FOI UMA coincidência constrangedora. Na quarta-feira da semana passada, no mesmo dia em que Brasil e Japão comemoraram cem anos da imigração japonesa, a União Européia aprovou uma lei que estabeleceu normas severas contra a entrada de imigrantes em 27 países da Europa.
A coincidência é constrangedora -para os europeus, naturalmente- porque as comemorações dos cem anos da chegada do navio Kasato Maru, que trouxe os primeiros japoneses ao Brasil, em 1908, expõem um caso exemplar de integração entre povos, apesar de suas diferenças culturais.
No início do século passado, o Brasil precisava de mão-de-obra e tecnologia para desenvolver sua agricultura, enquanto as cidades japonesas estavam superpovoadas -a falta de espaço e recursos punha os japoneses sob ameaça da fome.
Depois da chegada das primeiras 165 famílias, a entrada de japoneses não parou mais até o início da Segunda Guerra Mundial. Até 1940, cerca de 170 mil japoneses chegaram ao país, a maior parte para trabalhar em cafezais paulistas. Hoje, o Brasil abriga o maior contingente de japoneses e seus descendentes fora do Japão, cerca de 1,5 milhão de pessoas.
No cenário mundial, a situação mudou.
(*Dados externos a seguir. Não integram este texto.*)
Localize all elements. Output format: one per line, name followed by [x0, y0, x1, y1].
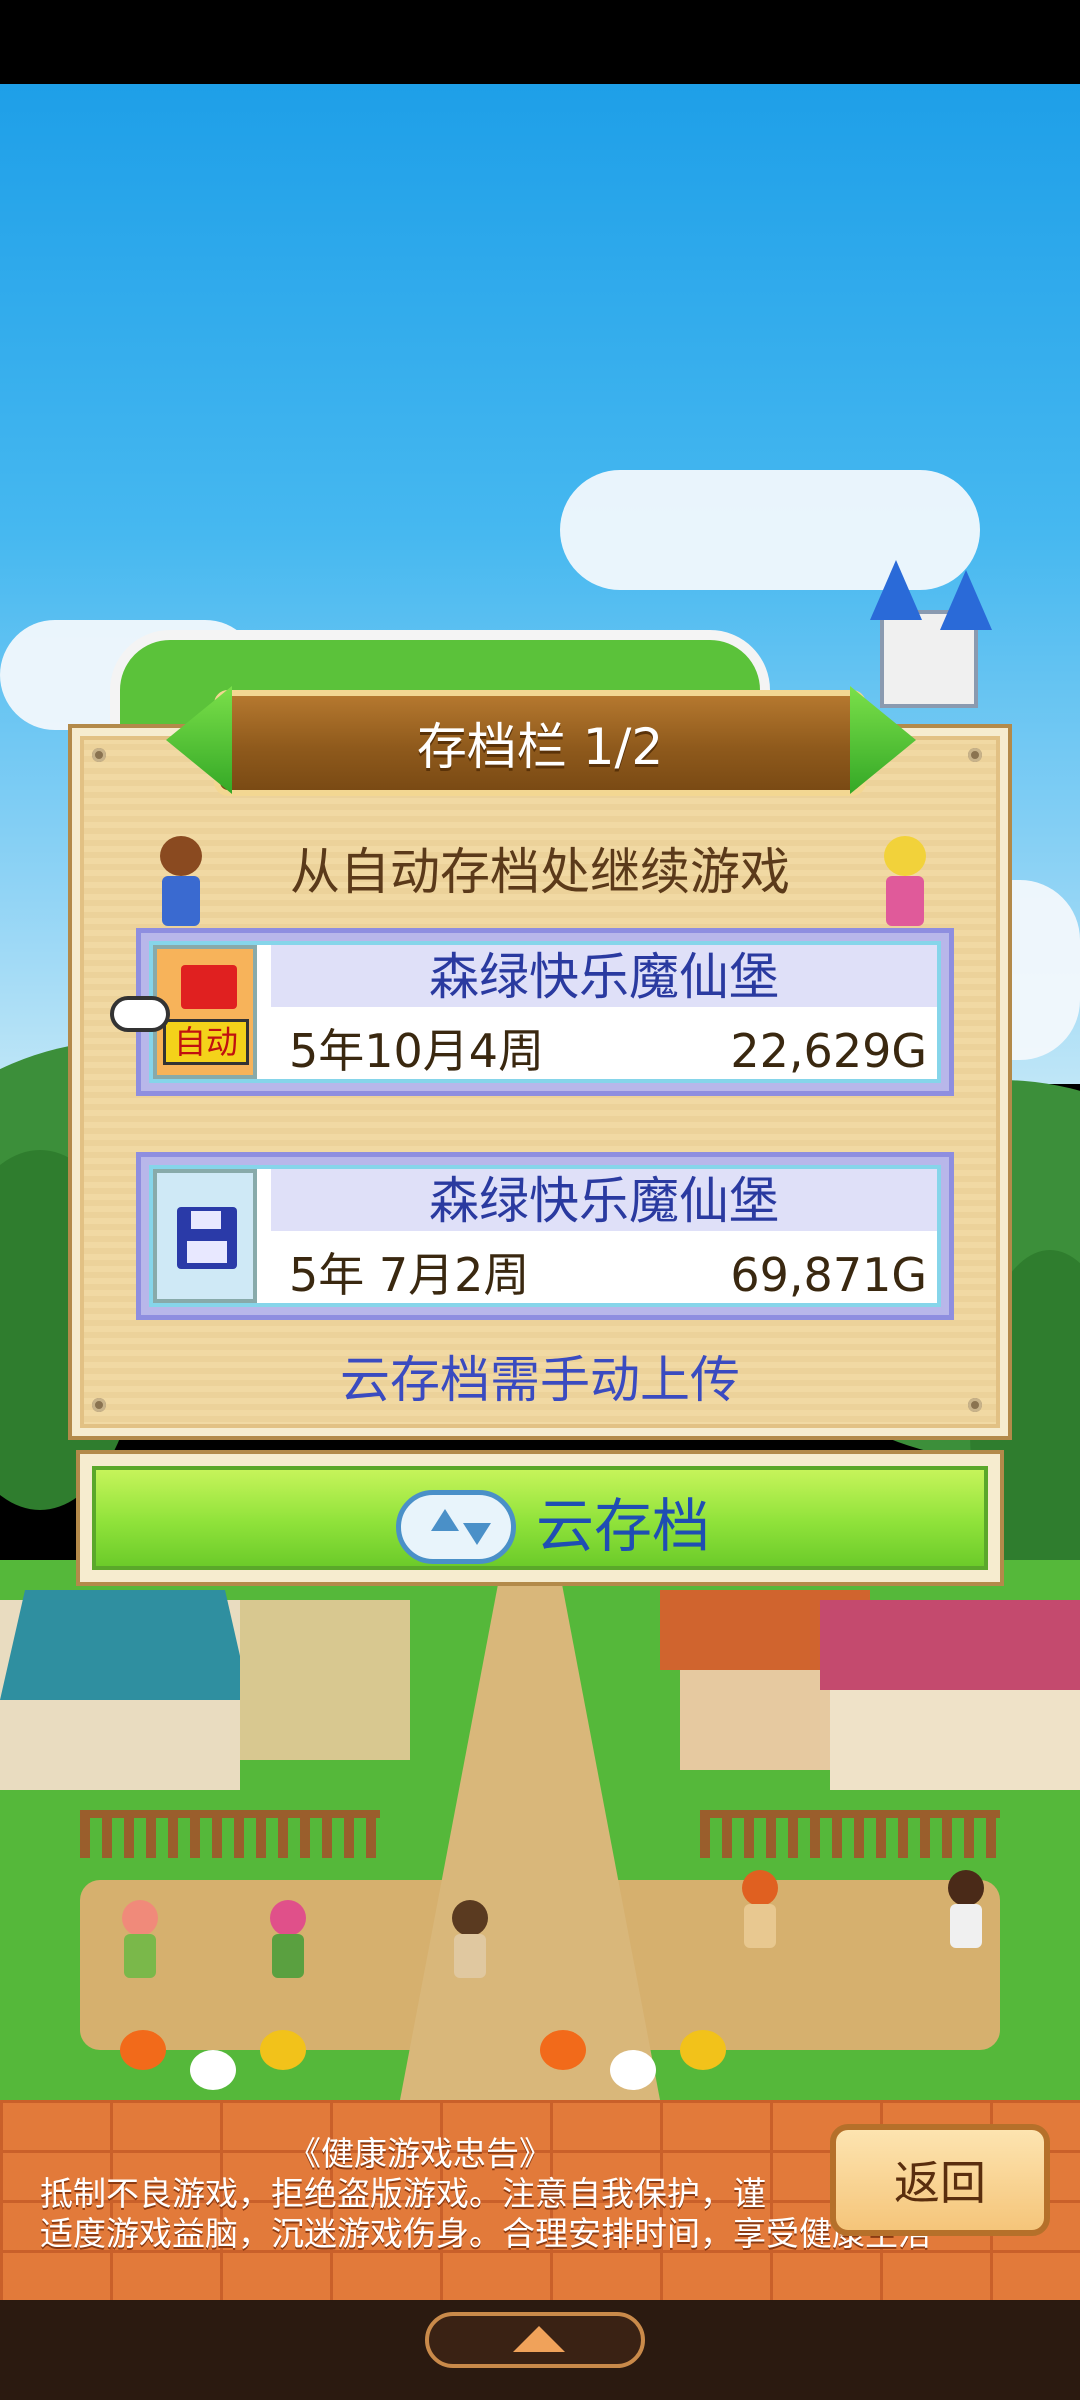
slot-date: 5年10月4周: [289, 1024, 545, 1078]
house-center-left: [240, 1600, 410, 1760]
panel-rivet: [92, 748, 106, 762]
auto-badge: 自动: [173, 1023, 238, 1061]
slot-gold: 22,629G: [730, 1024, 927, 1078]
slot-town-name: 森绿快乐魔仙堡: [429, 948, 779, 1006]
slot-town-name: 森绿快乐魔仙堡: [429, 1172, 779, 1230]
roof-left: [0, 1590, 250, 1700]
pointing-hand-icon: [110, 996, 170, 1032]
floppy-disk-icon: [153, 1169, 257, 1303]
villager-character: [940, 1870, 992, 1960]
cloud-save-button[interactable]: 云存档: [76, 1450, 1004, 1586]
prev-page-arrow-icon[interactable]: [166, 686, 232, 794]
flower: [120, 2030, 166, 2070]
slot-gold: 69,871G: [730, 1248, 927, 1302]
flower: [190, 2050, 236, 2090]
villager-character: [444, 1900, 496, 1990]
cloud-save-button-face: 云存档: [92, 1466, 988, 1570]
back-button[interactable]: 返回: [830, 2124, 1050, 2236]
flower: [260, 2030, 306, 2070]
up-arrow-icon: [513, 2326, 565, 2352]
cloud-sync-icon: [396, 1490, 516, 1564]
status-bar: [0, 0, 1080, 84]
villager-character: [262, 1900, 314, 1990]
slot-date: 5年 7月2周: [289, 1248, 530, 1302]
fence-right: [700, 1810, 1000, 1858]
villager-character: [734, 1870, 786, 1960]
villager-character: [114, 1900, 166, 1990]
save-slot-auto[interactable]: 自动 森绿快乐魔仙堡 5年10月4周 22,629G: [136, 928, 954, 1096]
fence-left: [80, 1810, 380, 1858]
flower: [540, 2030, 586, 2070]
next-page-arrow-icon[interactable]: [850, 686, 916, 794]
roof-shop: [820, 1600, 1080, 1690]
continue-from-autosave-label: 从自动存档处继续游戏: [290, 843, 790, 901]
cloud-save-label: 云存档: [536, 1492, 711, 1560]
flower: [680, 2030, 726, 2070]
cloud-upload-note: 云存档需手动上传: [340, 1351, 740, 1409]
notice-title: 《健康游戏忠告》: [288, 2134, 552, 2173]
save-slot-manual[interactable]: 森绿快乐魔仙堡 5年 7月2周 69,871G: [136, 1152, 954, 1320]
save-panel-title-banner: 存档栏 1/2: [214, 690, 866, 796]
panel-rivet: [968, 748, 982, 762]
save-panel-title: 存档栏 1/2: [416, 718, 664, 776]
menu-toggle-button[interactable]: [425, 2312, 645, 2368]
game-screen: 存档栏 1/2 从自动存档处继续游戏 自动 森绿快乐魔仙堡 5年10月4周 22…: [0, 0, 1080, 2400]
flower: [610, 2050, 656, 2090]
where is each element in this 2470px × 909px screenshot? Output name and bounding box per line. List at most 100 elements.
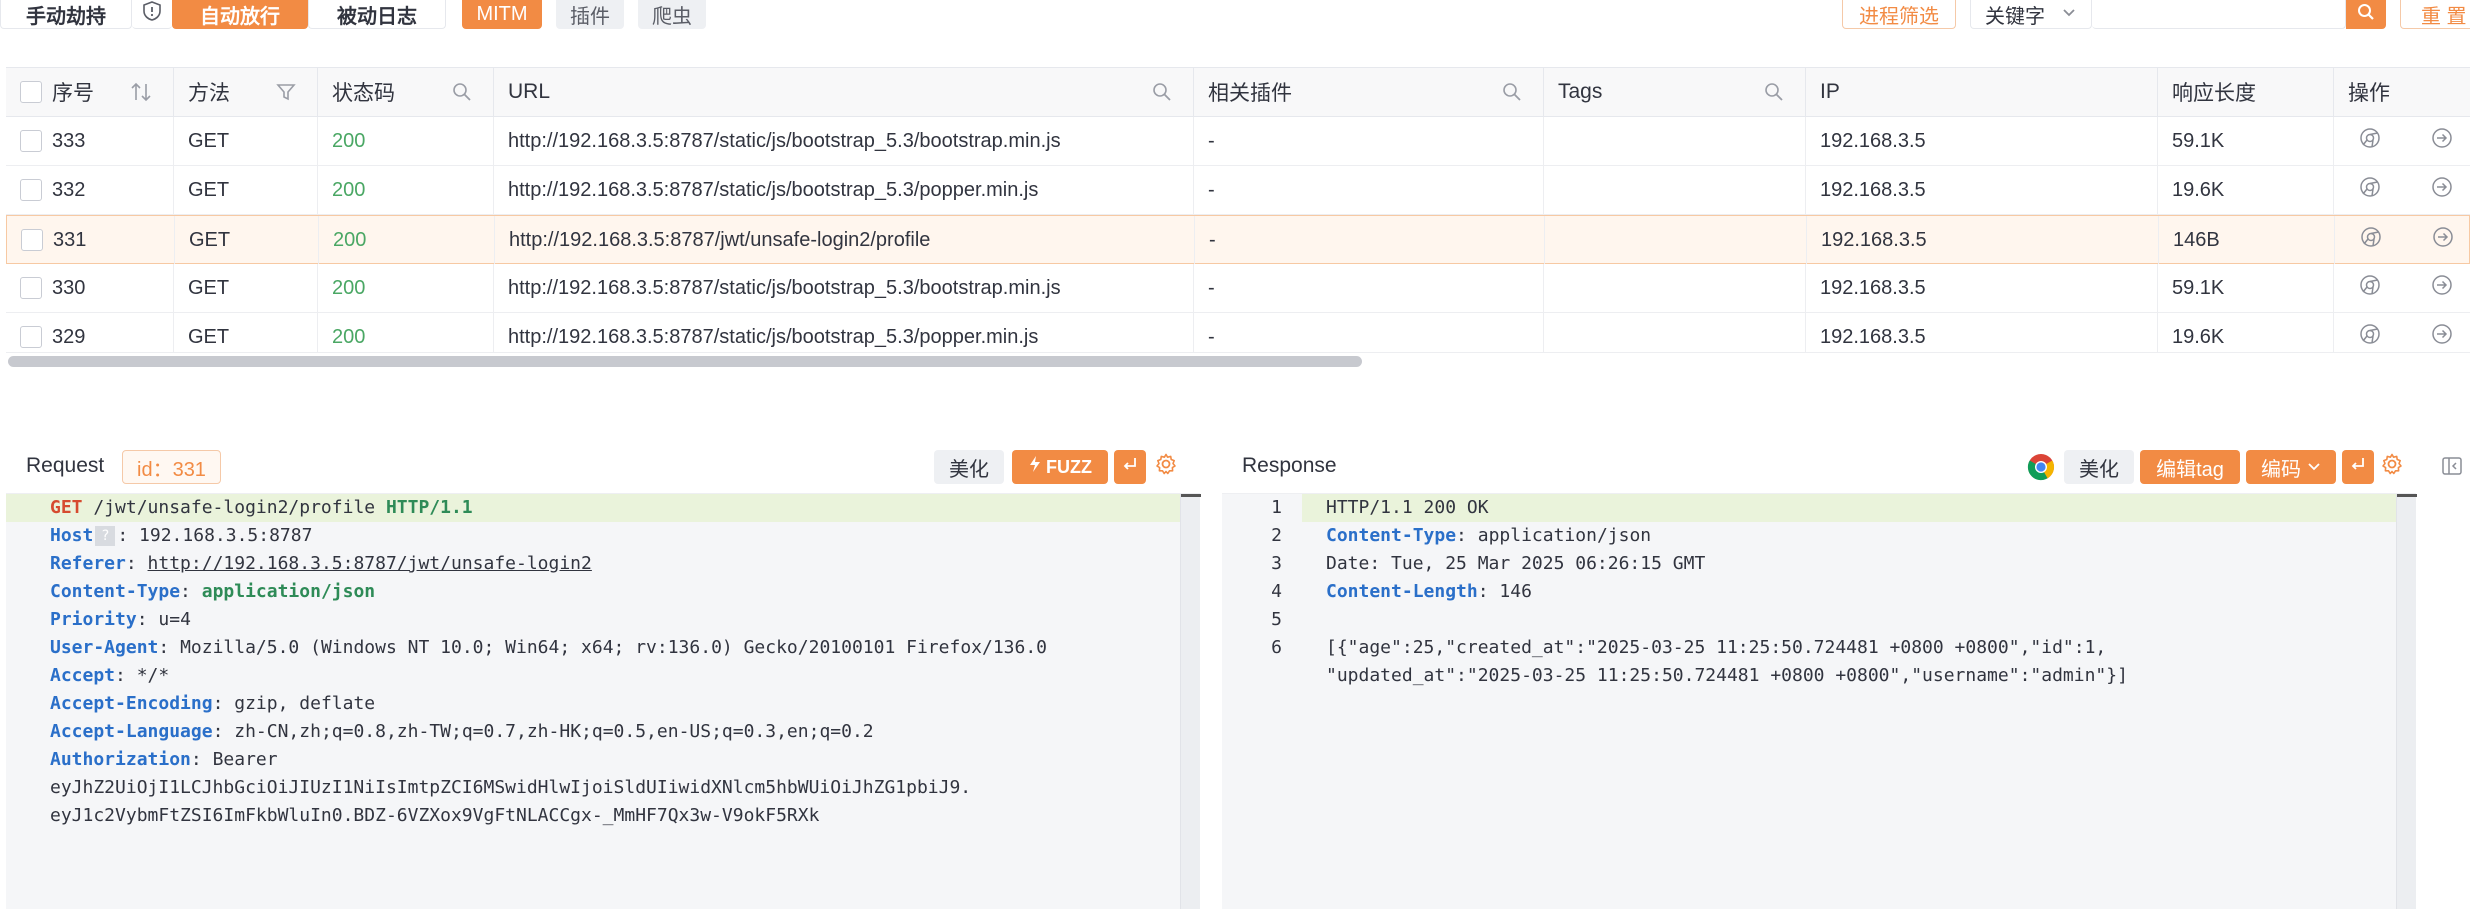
- line-number: 6: [1271, 637, 1282, 658]
- row-plugin: -: [1194, 313, 1544, 352]
- arrow-right-circle-icon[interactable]: [2431, 225, 2455, 255]
- table-row[interactable]: 333 GET 200 http://192.168.3.5:8787/stat…: [6, 117, 2470, 166]
- collapse-panel-icon[interactable]: [2440, 454, 2464, 484]
- traffic-table: 序号 方法 状态码 URL 相关插件 Tags IP 响应长度 操作 333 G…: [6, 67, 2470, 367]
- response-vertical-scrollbar[interactable]: [2396, 494, 2417, 909]
- settings-button[interactable]: [1152, 450, 1180, 484]
- keyword-select[interactable]: 关键字: [1970, 0, 2092, 29]
- row-checkbox[interactable]: [20, 277, 42, 299]
- auto-release-tab[interactable]: 自动放行: [172, 0, 308, 29]
- chrome-open-icon[interactable]: [2358, 273, 2382, 303]
- search-icon[interactable]: [1151, 81, 1173, 109]
- column-header-ip[interactable]: IP: [1806, 68, 2158, 116]
- chrome-open-icon[interactable]: [2358, 175, 2382, 205]
- horizontal-scrollbar[interactable]: [8, 356, 1362, 367]
- row-url: http://192.168.3.5:8787/static/js/bootst…: [494, 117, 1194, 165]
- top-toolbar: 手动劫持 自动放行 被动日志 MITM 插件 爬虫 进程筛选 关键字 重 置: [0, 0, 2470, 30]
- request-id-badge: id：331: [122, 450, 221, 484]
- row-checkbox[interactable]: [21, 229, 43, 251]
- row-tags: [1544, 264, 1806, 312]
- response-panel: Response 美化 编辑tag 编码 1 2 3 4 5 6 HTTP/1.…: [1222, 438, 2417, 909]
- process-filter-button[interactable]: 进程筛选: [1842, 0, 1956, 29]
- select-all-checkbox[interactable]: [20, 81, 42, 103]
- reset-button[interactable]: 重 置: [2400, 0, 2470, 29]
- row-checkbox[interactable]: [20, 179, 42, 201]
- fuzz-button[interactable]: FUZZ: [1012, 450, 1108, 484]
- row-status: 200: [318, 117, 494, 165]
- column-header-status[interactable]: 状态码: [318, 68, 494, 116]
- crawler-button[interactable]: 爬虫: [638, 0, 706, 29]
- search-icon[interactable]: [1501, 81, 1523, 109]
- wrap-line-button[interactable]: [2342, 450, 2374, 484]
- edit-tag-button[interactable]: 编辑tag: [2140, 450, 2240, 484]
- row-length: 59.1K: [2158, 117, 2334, 165]
- response-editor[interactable]: 1 2 3 4 5 6 HTTP/1.1 200 OK Content-Type…: [1222, 494, 2416, 909]
- row-checkbox[interactable]: [20, 326, 42, 348]
- line-number: 1: [1271, 497, 1282, 518]
- chrome-icon[interactable]: [2024, 450, 2058, 484]
- filter-icon[interactable]: [275, 81, 297, 109]
- row-plugin: -: [1194, 264, 1544, 312]
- token-line: eyJ1c2VybmFtZSI6ImFkbWluIn0.BDZ-6VZXox9V…: [50, 805, 820, 826]
- wrap-line-button[interactable]: [1114, 450, 1146, 484]
- table-row[interactable]: 332 GET 200 http://192.168.3.5:8787/stat…: [6, 166, 2470, 215]
- column-header-plugins[interactable]: 相关插件: [1194, 68, 1544, 116]
- mitm-button[interactable]: MITM: [462, 0, 542, 29]
- table-row[interactable]: 330 GET 200 http://192.168.3.5:8787/stat…: [6, 264, 2470, 313]
- column-header-method[interactable]: 方法: [174, 68, 318, 116]
- column-header-url[interactable]: URL: [494, 68, 1194, 116]
- header-line: Accept-Encoding: gzip, deflate: [50, 693, 376, 714]
- beautify-button[interactable]: 美化: [934, 450, 1004, 484]
- response-panel-header: Response 美化 编辑tag 编码: [1222, 438, 2416, 494]
- token-line: eyJhZ2UiOjI1LCJhbGciOiJIUzI1NiIsImtpZCI6…: [50, 777, 972, 798]
- beautify-button[interactable]: 美化: [2064, 450, 2134, 484]
- settings-button[interactable]: [2378, 450, 2406, 484]
- row-url: http://192.168.3.5:8787/jwt/unsafe-login…: [495, 216, 1195, 264]
- table-row-selected[interactable]: 331 GET 200 http://192.168.3.5:8787/jwt/…: [6, 215, 2470, 264]
- request-editor[interactable]: GET /jwt/unsafe-login2/profile HTTP/1.1 …: [6, 494, 1200, 909]
- sort-icon[interactable]: [129, 81, 153, 109]
- column-label: Tags: [1558, 80, 1603, 103]
- body-line: "updated_at":"2025-03-25 11:25:50.724481…: [1326, 665, 2128, 686]
- row-ip: 192.168.3.5: [1806, 117, 2158, 165]
- arrow-right-circle-icon[interactable]: [2430, 126, 2454, 156]
- request-title: Request: [26, 454, 105, 477]
- chrome-open-icon[interactable]: [2358, 126, 2382, 156]
- passive-log-tab[interactable]: 被动日志: [308, 0, 446, 29]
- search-icon[interactable]: [451, 81, 473, 109]
- row-length: 59.1K: [2158, 264, 2334, 312]
- table-header: 序号 方法 状态码 URL 相关插件 Tags IP 响应长度 操作: [6, 68, 2470, 117]
- search-button[interactable]: [2346, 0, 2386, 29]
- row-length: 19.6K: [2158, 313, 2334, 352]
- header-line: User-Agent: Mozilla/5.0 (Windows NT 10.0…: [50, 637, 1048, 658]
- search-input[interactable]: [2092, 0, 2346, 29]
- arrow-right-circle-icon[interactable]: [2430, 273, 2454, 303]
- plugin-button[interactable]: 插件: [556, 0, 624, 29]
- chrome-open-icon[interactable]: [2359, 225, 2383, 255]
- chevron-down-icon: [2061, 3, 2077, 26]
- column-header-length[interactable]: 响应长度: [2158, 68, 2334, 116]
- row-method: GET: [174, 117, 318, 165]
- arrow-right-circle-icon[interactable]: [2430, 322, 2454, 352]
- column-header-tags[interactable]: Tags: [1544, 68, 1806, 116]
- column-header-id[interactable]: 序号: [6, 68, 174, 116]
- line-number: 4: [1271, 581, 1282, 602]
- table-row[interactable]: 329 GET 200 http://192.168.3.5:8787/stat…: [6, 313, 2470, 353]
- info-button[interactable]: [132, 0, 172, 29]
- request-vertical-scrollbar[interactable]: [1180, 494, 1201, 909]
- chrome-open-icon[interactable]: [2358, 322, 2382, 352]
- column-label: IP: [1820, 80, 1840, 103]
- search-icon[interactable]: [1763, 81, 1785, 109]
- column-label: 序号: [52, 82, 94, 105]
- column-header-actions: 操作: [2334, 68, 2470, 116]
- info-shield-icon: [141, 0, 163, 28]
- row-checkbox[interactable]: [20, 130, 42, 152]
- enter-arrow-icon: [2349, 455, 2367, 479]
- encode-dropdown[interactable]: 编码: [2246, 450, 2336, 484]
- row-tags: [1544, 313, 1806, 352]
- manual-hijack-tab[interactable]: 手动劫持: [0, 0, 132, 29]
- header-line: Priority: u=4: [50, 609, 191, 630]
- arrow-right-circle-icon[interactable]: [2430, 175, 2454, 205]
- request-line: GET /jwt/unsafe-login2/profile HTTP/1.1: [50, 497, 473, 518]
- row-tags: [1545, 216, 1807, 264]
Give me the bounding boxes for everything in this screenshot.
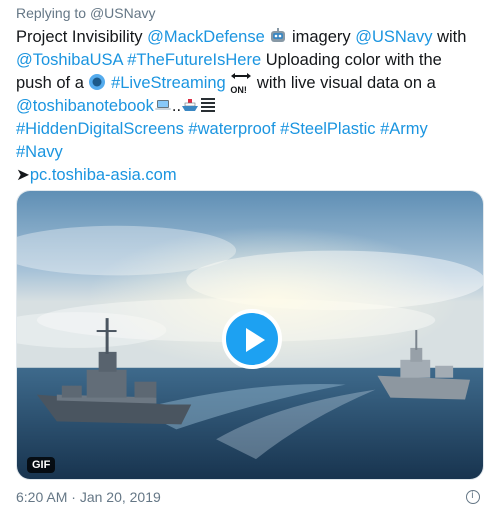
on-arrow-icon: ON! <box>230 72 252 95</box>
mention-mackdefense[interactable]: @MackDefense <box>147 28 265 46</box>
tweet-date: Jan 20, 2019 <box>79 489 161 505</box>
text-segment: Project Invisibility <box>16 28 148 46</box>
text-segment: imagery <box>287 28 356 46</box>
text-segment: with <box>432 28 467 46</box>
text-segment: Uploading color with the <box>261 51 442 69</box>
mention-toshibanotebook[interactable]: @toshibanotebook <box>16 97 154 115</box>
hashtag-navy[interactable]: #Navy <box>16 143 63 161</box>
reply-context: Replying to @USNavy <box>16 5 156 21</box>
robot-icon <box>271 28 286 42</box>
tweet-time: 6:20 AM <box>16 489 68 505</box>
hashtag-thefutureishere[interactable]: #TheFutureIsHere <box>127 51 261 69</box>
play-icon <box>246 328 265 352</box>
reply-prefix: Replying to <box>16 5 87 21</box>
ship-icon <box>182 99 199 111</box>
tweet-timestamp[interactable]: 6:20 AM · Jan 20, 2019 <box>16 489 161 505</box>
on-label: ON! <box>230 85 247 95</box>
hashtag-livestreaming[interactable]: #LiveStreaming <box>111 74 226 92</box>
text-segment: .. <box>171 97 182 115</box>
play-button[interactable] <box>222 309 282 369</box>
website-link[interactable]: pc.toshiba-asia.com <box>30 166 177 184</box>
blue-circle-icon <box>89 74 106 90</box>
reply-handle-link[interactable]: @USNavy <box>90 5 156 21</box>
tweet-text: Project Invisibility @MackDefense imager… <box>16 26 486 187</box>
stack-icon <box>201 98 216 112</box>
mention-toshibausa[interactable]: @ToshibaUSA <box>16 51 123 69</box>
media-gif[interactable]: GIF <box>16 190 484 480</box>
info-icon[interactable] <box>466 490 480 504</box>
tweet-card: Replying to @USNavy Project Invisibility… <box>0 0 500 505</box>
gif-badge: GIF <box>27 457 56 473</box>
laptop-icon <box>154 100 171 110</box>
mention-usnavy[interactable]: @USNavy <box>355 28 432 46</box>
hashtags-line[interactable]: #HiddenDigitalScreens #waterproof #Steel… <box>16 120 428 138</box>
arrow-icon: ➤ <box>16 166 30 184</box>
text-segment: push of a <box>16 74 89 92</box>
separator: · <box>71 489 76 505</box>
text-segment: with live visual data on a <box>252 74 436 92</box>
O Japão é hoje um país desenvolvido, com enorme capacidade de absorver mão-de-obra e, de certa forma, já retribuiu a gentileza feita pelo Brasil há um século -350 mil nipo-brasileiros trabalham hoje no Japão.
Além dos japoneses, no fim do século 19 e no século 20 o Brasil acolheu milhões de europeus que fugiam da fome -russos, italianos, espanhóis, portugueses, alemães e outros. Um século se passou e hoje os europeus, enriquecidos, enfrentam problemas de redução de população. Na Alemanha, o índice de natalidade é um dos mais baixos do mundo, de 1,4 filho por mulher, quando o necessário para manter a população estável seriam 2,1 filhos. Os índices também são bem inferiores a 2,1 na Espanha, na Itália, na França e em outros países.
Apesar dessa deficiência populacional, o Velho Mundo adota medidas restritivas contra imigrantes. A lei aprovada pela UE na semana passada prevê a reclusão de imigrantes ilegais por até 18 meses antes da deportação. A França chegou a propor que a UE estabelecesse contratos de integração que obrigassem os recém-chegados a aprender a língua local. O governo Silvio Berlusconi, na Itália, propôs punição de quatro anos de reclusão para imigrantes ilegais. Sugeriu também o confisco de imóveis alugados para essas pessoas. Diante das críticas, Berlusconi recuou da proposta.
Não foi fácil a integração de japoneses, europeus e outros imigrantes na sociedade brasileira. Eles trabalharam arduamente, mas encontraram tolerância, liberdade religiosa e oportunidades para colaborar de forma decisiva para o desenvolvimento da economia do país.
É compreensível que a União Européia tenha preocupações com a permanência ilegal de estrangeiros, especialmente por conta das ameaças absurdas do terrorismo e das drogas. Mas também não se pode aceitar que turistas e estudantes brasileiros sejam discriminados, como foram na Europa.
O Ministério das Relações Exteriores deve reagir com firmeza contra essas atitudes, como tem feito. A livre circulação de pessoas, produtos e idéias é um objetivo a ser perseguido no atual ambiente de globalização. Ainda que a busca contínua da segurança e do equilíbrio econômico dos países exija cuidados, não se pode permitir que isso vire pretexto para atitudes xenófobas.


BENJAMIN STEINBRUCH , 54, empresário, é diretor-presidente da Companhia Siderúrgica Nacional, presidente do conselho de administração da empresa e primeiro vice-presidente da Fiesp (Federação das Indústrias do Estado de São Paulo).